For the financial sector, as well as for telecommunications, advertising and retail industries, and even government bodies, making sense of information collected from various sources and translating it into tangible results is of the utmost priority.
What can be done at the database level is but one element of the process, but its impact is quite significant, as the ways in which an organization can store and manage data vary greatly.
Firstly, it is important to differentiate between types of database management systems (DBMS).
NoSQL is the future
Born in the 1970s, Structured Query Language (SQL) databases, by definition, are queried in standardized code. Most traditional DBMS are based on SQL, and follow the relational model, meaning they are very highly structured in their querying specifications.

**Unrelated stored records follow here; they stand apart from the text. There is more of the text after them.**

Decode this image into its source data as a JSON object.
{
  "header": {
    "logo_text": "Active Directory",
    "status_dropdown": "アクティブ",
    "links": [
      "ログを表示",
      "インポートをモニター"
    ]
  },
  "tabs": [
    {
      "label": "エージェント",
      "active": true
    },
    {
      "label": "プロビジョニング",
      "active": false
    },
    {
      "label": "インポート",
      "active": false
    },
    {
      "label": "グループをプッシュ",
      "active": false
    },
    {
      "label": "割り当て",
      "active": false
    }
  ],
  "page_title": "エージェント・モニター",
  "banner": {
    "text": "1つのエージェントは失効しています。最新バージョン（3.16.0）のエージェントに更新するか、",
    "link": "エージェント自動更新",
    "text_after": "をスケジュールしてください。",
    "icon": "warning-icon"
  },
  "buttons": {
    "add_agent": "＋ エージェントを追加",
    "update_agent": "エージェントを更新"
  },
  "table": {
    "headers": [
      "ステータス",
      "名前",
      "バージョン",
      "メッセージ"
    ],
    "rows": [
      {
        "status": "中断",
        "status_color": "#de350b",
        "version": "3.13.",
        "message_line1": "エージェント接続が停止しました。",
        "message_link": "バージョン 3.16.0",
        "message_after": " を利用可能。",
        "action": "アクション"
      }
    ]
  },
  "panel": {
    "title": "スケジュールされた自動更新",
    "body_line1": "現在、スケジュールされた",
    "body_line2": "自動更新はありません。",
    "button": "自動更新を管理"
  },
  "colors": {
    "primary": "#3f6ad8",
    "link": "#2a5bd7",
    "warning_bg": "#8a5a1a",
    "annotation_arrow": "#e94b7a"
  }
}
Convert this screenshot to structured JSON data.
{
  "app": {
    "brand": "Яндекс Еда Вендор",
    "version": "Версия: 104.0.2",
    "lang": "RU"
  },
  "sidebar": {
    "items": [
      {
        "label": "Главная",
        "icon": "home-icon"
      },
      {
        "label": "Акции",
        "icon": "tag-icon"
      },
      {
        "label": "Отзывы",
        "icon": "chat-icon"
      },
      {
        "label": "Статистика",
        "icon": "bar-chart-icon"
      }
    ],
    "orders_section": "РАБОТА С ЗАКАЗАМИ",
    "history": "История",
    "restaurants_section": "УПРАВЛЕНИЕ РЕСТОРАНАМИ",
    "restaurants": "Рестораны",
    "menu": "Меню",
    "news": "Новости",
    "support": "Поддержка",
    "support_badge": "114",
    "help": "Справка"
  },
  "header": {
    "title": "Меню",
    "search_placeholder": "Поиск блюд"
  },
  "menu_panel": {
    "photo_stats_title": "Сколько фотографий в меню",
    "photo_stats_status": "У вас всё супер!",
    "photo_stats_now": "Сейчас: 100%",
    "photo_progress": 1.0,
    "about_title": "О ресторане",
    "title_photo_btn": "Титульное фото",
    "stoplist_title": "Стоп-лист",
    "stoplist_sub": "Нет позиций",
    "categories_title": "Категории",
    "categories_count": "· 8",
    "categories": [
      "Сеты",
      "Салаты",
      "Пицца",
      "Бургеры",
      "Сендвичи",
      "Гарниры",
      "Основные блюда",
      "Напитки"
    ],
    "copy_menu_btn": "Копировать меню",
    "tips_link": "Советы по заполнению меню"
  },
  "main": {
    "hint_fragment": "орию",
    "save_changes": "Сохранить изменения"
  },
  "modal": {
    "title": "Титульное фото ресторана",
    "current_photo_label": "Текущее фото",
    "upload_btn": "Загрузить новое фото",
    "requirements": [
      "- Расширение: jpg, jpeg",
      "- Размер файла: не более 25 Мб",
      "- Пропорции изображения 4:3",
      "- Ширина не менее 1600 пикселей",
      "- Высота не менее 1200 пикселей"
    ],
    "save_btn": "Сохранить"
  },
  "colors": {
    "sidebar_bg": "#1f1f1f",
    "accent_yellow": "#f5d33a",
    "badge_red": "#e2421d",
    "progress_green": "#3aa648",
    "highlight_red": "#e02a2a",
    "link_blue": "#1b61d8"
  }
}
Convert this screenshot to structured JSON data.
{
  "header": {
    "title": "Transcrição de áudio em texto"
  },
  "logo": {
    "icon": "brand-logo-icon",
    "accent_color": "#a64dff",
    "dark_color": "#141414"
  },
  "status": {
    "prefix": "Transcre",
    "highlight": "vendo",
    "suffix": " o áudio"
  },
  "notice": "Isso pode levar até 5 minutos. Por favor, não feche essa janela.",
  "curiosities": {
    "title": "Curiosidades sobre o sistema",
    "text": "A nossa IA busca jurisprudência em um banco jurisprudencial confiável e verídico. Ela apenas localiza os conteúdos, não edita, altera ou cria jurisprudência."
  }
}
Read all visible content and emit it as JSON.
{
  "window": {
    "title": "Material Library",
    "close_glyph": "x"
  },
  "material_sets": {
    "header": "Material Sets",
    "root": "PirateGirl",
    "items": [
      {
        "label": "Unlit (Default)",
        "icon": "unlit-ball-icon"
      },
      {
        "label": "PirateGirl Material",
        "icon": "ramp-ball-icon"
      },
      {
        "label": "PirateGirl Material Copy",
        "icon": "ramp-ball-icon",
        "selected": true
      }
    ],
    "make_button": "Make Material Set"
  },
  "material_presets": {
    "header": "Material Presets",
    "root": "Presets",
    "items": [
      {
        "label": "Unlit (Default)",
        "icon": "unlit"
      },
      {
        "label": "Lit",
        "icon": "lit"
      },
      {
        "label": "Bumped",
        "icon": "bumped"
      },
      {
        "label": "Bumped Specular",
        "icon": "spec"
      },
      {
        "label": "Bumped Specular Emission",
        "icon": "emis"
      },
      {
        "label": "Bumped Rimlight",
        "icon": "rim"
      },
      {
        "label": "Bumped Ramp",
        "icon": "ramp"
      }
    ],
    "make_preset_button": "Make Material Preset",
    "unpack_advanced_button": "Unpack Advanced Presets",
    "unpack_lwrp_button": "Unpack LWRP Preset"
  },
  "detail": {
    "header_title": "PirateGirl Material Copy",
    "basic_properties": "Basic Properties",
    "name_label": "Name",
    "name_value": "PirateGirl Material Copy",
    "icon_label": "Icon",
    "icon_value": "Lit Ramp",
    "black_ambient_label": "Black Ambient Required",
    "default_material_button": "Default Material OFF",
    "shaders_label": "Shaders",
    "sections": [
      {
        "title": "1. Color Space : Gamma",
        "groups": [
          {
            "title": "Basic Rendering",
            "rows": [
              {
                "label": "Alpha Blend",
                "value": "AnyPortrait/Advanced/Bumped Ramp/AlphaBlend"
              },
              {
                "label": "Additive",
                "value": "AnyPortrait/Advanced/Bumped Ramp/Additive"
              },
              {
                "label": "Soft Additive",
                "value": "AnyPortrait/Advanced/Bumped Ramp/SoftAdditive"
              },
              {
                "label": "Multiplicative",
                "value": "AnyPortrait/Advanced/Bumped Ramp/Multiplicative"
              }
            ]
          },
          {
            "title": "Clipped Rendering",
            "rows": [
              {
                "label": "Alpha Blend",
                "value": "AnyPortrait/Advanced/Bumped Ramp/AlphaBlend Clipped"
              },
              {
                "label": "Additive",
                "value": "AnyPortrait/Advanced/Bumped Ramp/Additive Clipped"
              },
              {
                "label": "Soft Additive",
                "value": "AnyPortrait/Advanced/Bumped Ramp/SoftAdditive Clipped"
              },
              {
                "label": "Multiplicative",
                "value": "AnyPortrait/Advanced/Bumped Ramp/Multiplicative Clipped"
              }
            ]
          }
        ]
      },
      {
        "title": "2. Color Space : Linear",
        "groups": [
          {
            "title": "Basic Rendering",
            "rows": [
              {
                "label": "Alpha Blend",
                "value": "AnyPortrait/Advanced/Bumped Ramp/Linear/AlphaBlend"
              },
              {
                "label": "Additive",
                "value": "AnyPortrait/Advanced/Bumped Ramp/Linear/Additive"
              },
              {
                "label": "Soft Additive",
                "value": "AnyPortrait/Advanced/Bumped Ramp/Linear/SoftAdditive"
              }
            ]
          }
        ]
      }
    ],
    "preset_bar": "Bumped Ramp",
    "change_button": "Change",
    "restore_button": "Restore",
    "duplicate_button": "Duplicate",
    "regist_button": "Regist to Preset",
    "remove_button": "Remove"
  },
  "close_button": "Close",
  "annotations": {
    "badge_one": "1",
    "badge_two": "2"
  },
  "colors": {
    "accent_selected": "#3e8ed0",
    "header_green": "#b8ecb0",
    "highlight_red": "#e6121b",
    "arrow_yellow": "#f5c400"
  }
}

What’s more, until now, most databases have been centralized, stored and maintained in a single location, typically a desktop server or a mainframe.
One of the most popular examples of an SQL database is MySQL, an open-source relational DBMS implementation for the web, developed in 1995 by Michael ‘Monty’ Widenius and widely adopted among Internet giants.
More recently, we have seen the emergence of a NoSQL model (which is misleadingly short for ‘Not only SQL’). These databases are non-relational - meaning they are structured in a way that supports many-to-many relations between datasets, and can be scaled without the need for hardware upgrades.
At the same time, more and more companies have shifted to a distributed approach, which allows them to run replicated databases in a number of geographically separate locations.
The modern database must be scalable, decentralized, and allow for the aggregation of disparate data types. Thus, relational databases have lost some of their appeal, and NoSQL databases have emerged from the fringes of the industry to gain a significant share of the market.
In fact, the NoSQL market is expected to be worth $4.2bn by 2020, according to Allied Market Research. In the past decade, an influx of these databases have replaced legacy engines, responding to a new operational model. Popular examples include MongoDB, Redis, HBase, MarkLogic and Cassandra.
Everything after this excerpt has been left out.